The French Competition Authority (FCA) has recently issued an opinion closing the sector inquiry it launched in the payment sector in January 2020. The FCA's report mainly focuses on the disruption brought by new technologies and new market players in the sector, in particular BigTech companies. Whilst no enforcement action has yet been officially announced, there is no doubt that the FCA will keep a close eye on the competition law risks identified in the report.

In January 2020, the FCA announced the opening of ex-officio proceedings to assess the competitive impact of new technologies applied to financial services, and in particular payment services in France. Following extensive investigative work (including a public consultation launched in May 2020 - see our previous client alert here), the FCA issued its final opinion, outlining in particular the arrival of large BigTech platforms in the payment sector and the potential leverage they have to gain considerable advantages, including:

  • full control of their ecosystems based on large communities of users, e.g. by restricting access to NFC smartphone antennas or preinstalling their payment apps in operating systems (Apple Pay, Samsung Pay, Google Pay, etc.);
  • access to large data sets from their other service activities, which they can use to promote their own payment services by tailoring their offers to consumers' needs;
  • ability to make significant profits as they are not subject to the regulatory constraints that weigh on traditional banking players and bank card groups which realize the payment. 

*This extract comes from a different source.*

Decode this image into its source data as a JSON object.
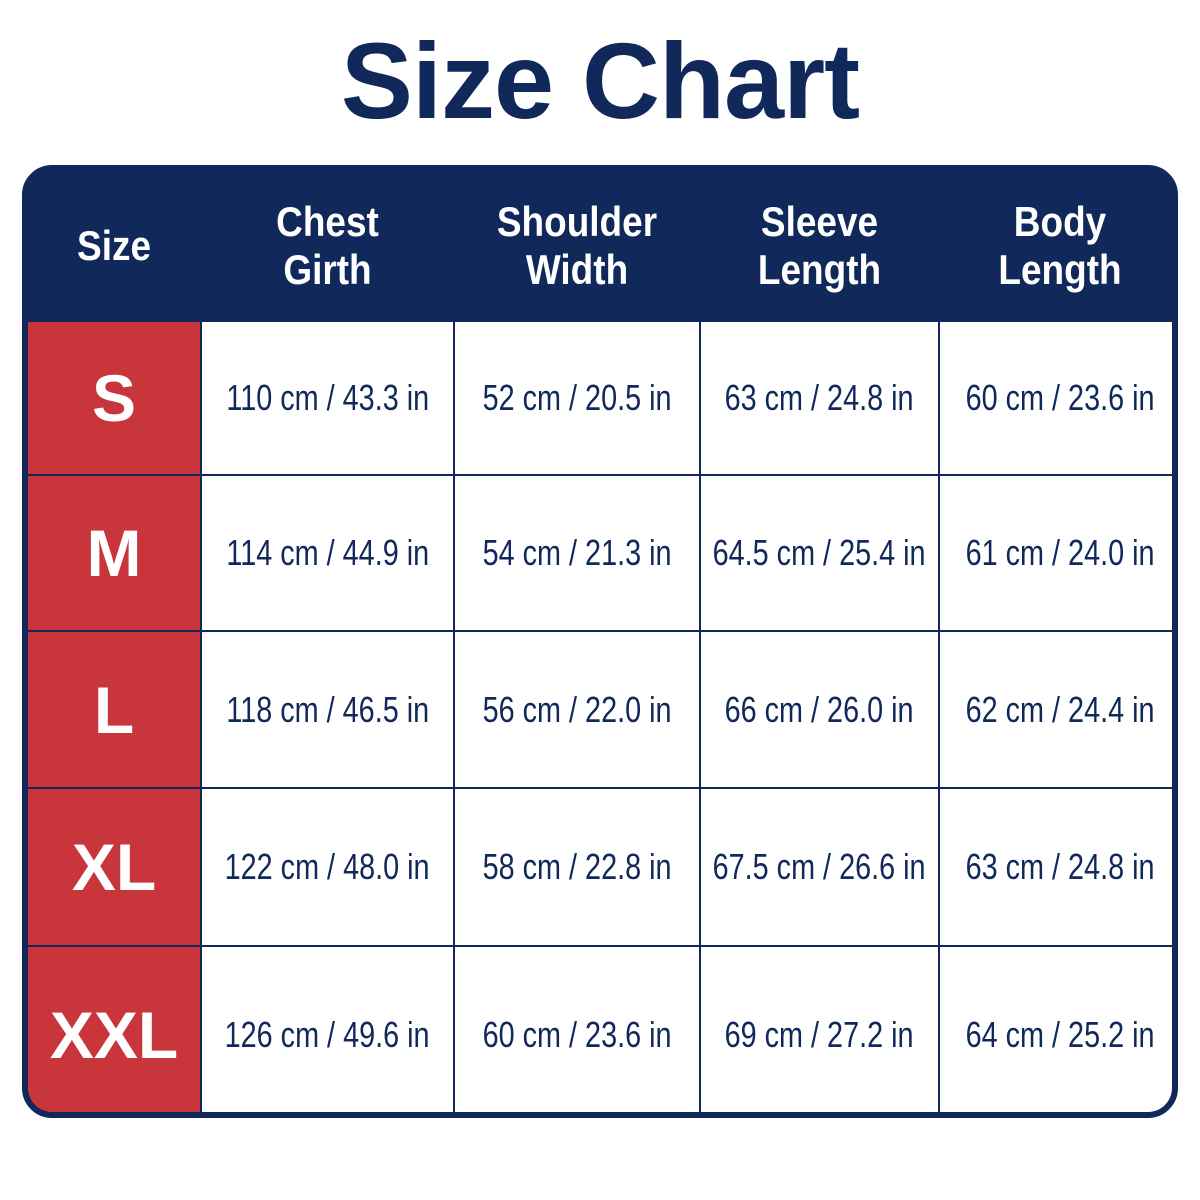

According to the FCA, these advantages could give rise to major competition concerns in the payment sector and in particular:

  • Risks that Big Tech firms strengthen their market power by foreclosing consumers in their own ecosystems;
  • Risks associated with the holding of data by payment service providers who manage accounts, by ensuring that they give fintechs access to the data they need to offer their own services;
  • Competition law risks associated with blockchain either through facilitation of coordination of anti-competitive behaviour or restrictions of access to private blockchains;
  • Risks of undermining the activity of the traditional banking players who are increasingly used by fintech and BigTech companies only to perform high fixed cost tasks (e.g. physical networks, payment infrastructures) with the risk that traditional banking businesses be side-lined in the value chain.

This FCA's opinion may also add to the debate and discussions at the European level on the regulation of payments and new technologies in general – in particular around the implementation of the Digital Market Act and the Digital Finance Package, or the Commission's ongoing antitrust probe into Apple Pay announced last summer.